Por exemplo, na crítica retórica da retórica da poesia de Rilke, De Man afirma que a concepção de figura do poeta elimina toda pretensão a verdade. Seus temas seduzem os críticos pela promessa de transcendência da condição humana na imanência neutra das coisas, mas só se realizam poeticamente quando Rilke renuncia à autoridade extratextual, dissolvendo a mesma promessa pela perspectiva da mentira. A promessa de verdade de sua poesia só se torna plenamente inteligível, enfim, quando se demonstra que sua enunciação teatraliza para o destinatário a fraude do seu reconhecimento.

Na passagem de Du Côté de Chez Swann, em que Marcel fala da “obscura claridade” do quarto onde lê, a oposição de “interior/exterior” é dada como artifício retórico que alegoriza a natureza dos tropos e figuras. Tratando da “obscura claridade”, Proust comentaria metaforicamente as potências da própria metáfora que organiza o romance, propondo-a como superior à metonímia. No entanto, a demonstração de tal superioridade tem justamente estrutura metonímica, porque se desloca como encadeamento linear de palavras. Como a verdade rilkiana, a superioridade da metáfora proustiana se dissolve no próprio ato que a afirma.

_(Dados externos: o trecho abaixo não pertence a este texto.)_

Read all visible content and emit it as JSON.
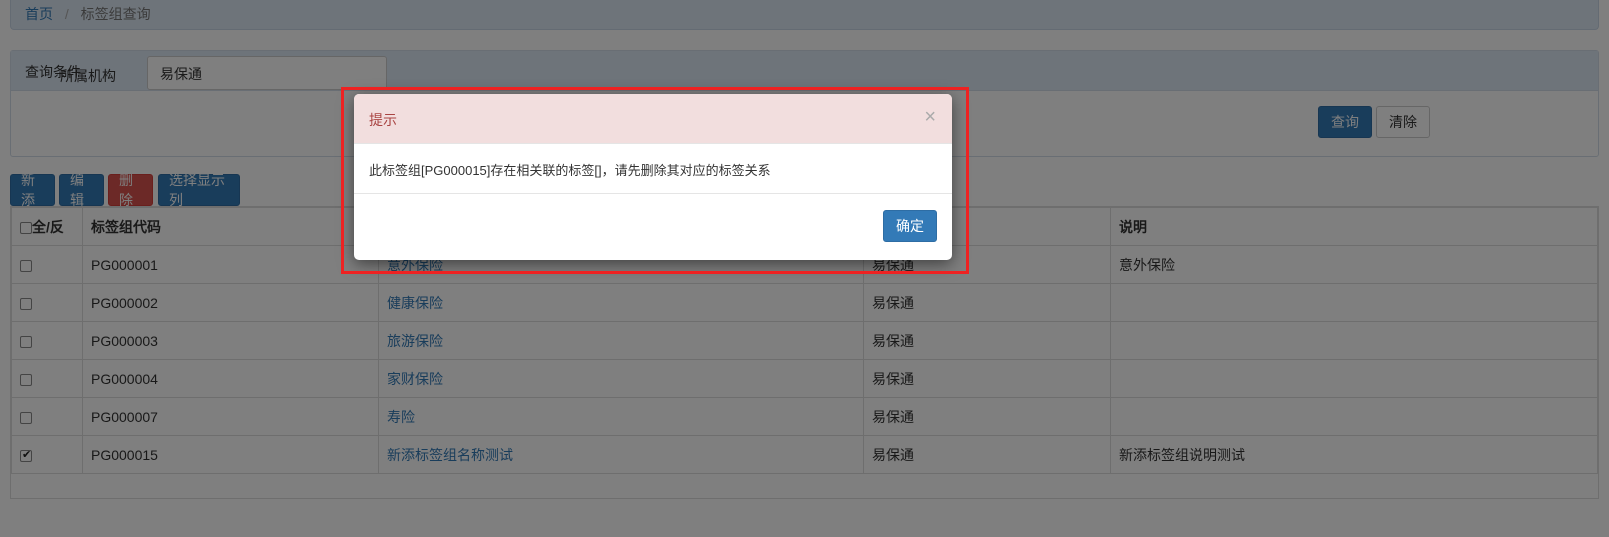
{
  "breadcrumb": {
    "home": "首页",
    "separator": "/",
    "current": "标签组查询"
  },
  "query_panel": {
    "title": "查询条件",
    "org_label": "所属机构",
    "org_value": "易保通",
    "search_button": "查询",
    "clear_button": "清除"
  },
  "toolbar": {
    "add": "新添",
    "edit": "编辑",
    "delete": "删除",
    "columns": "选择显示列"
  },
  "table": {
    "headers": [
      "全/反",
      "标签组代码",
      "",
      "",
      "说明"
    ],
    "rows": [
      {
        "code": "PG000001",
        "name": "意外保险",
        "org": "易保通",
        "desc": "意外保险",
        "checked": false
      },
      {
        "code": "PG000002",
        "name": "健康保险",
        "org": "易保通",
        "desc": "",
        "checked": false
      },
      {
        "code": "PG000003",
        "name": "旅游保险",
        "org": "易保通",
        "desc": "",
        "checked": false
      },
      {
        "code": "PG000004",
        "name": "家财保险",
        "org": "易保通",
        "desc": "",
        "checked": false
      },
      {
        "code": "PG000007",
        "name": "寿险",
        "org": "易保通",
        "desc": "",
        "checked": false
      },
      {
        "code": "PG000015",
        "name": "新添标签组名称测试",
        "org": "易保通",
        "desc": "新添标签组说明测试",
        "checked": true
      }
    ]
  },
  "modal": {
    "title": "提示",
    "close": "×",
    "message": "此标签组[PG000015]存在相关联的标签[]，请先删除其对应的标签关系",
    "confirm": "确定"
  },
  "colors": {
    "primary": "#337ab7",
    "danger": "#d9534f",
    "modal_header_bg": "#f2dede",
    "modal_title": "#a94442",
    "highlight": "#ee2222"
  }
}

Se a gente pensasse antes de falar, diz Alice, nunca ninguém diria nada. Aqui, ao contrário, antes que qualquer boca se abra, toda a linguagem se pensa performativamente, num eco heideggeriano que a faz proliferar. “Por que o ser e não antes o nada?”, pergunta-se alegoricamente o desconstrutor Paul de Bunker, que na juventude foi homem do Bunker.

*João Adolfo Hansen é professor titular aposentado e sênior de literatura brasileira na USP. Autor, entre outros livros, de Agudezas seiscentistas – Obra reunida, vol 1 (Edusp).

Referência


Paul de Man. Alegorias da leitura. Tradução: Lenita R. Esteves. Rio de Janeiro, Imago, 344 págs.

Publicado originalmente no Jornal de Resenhas/ Folha de S. Paulo, em abril de 1997.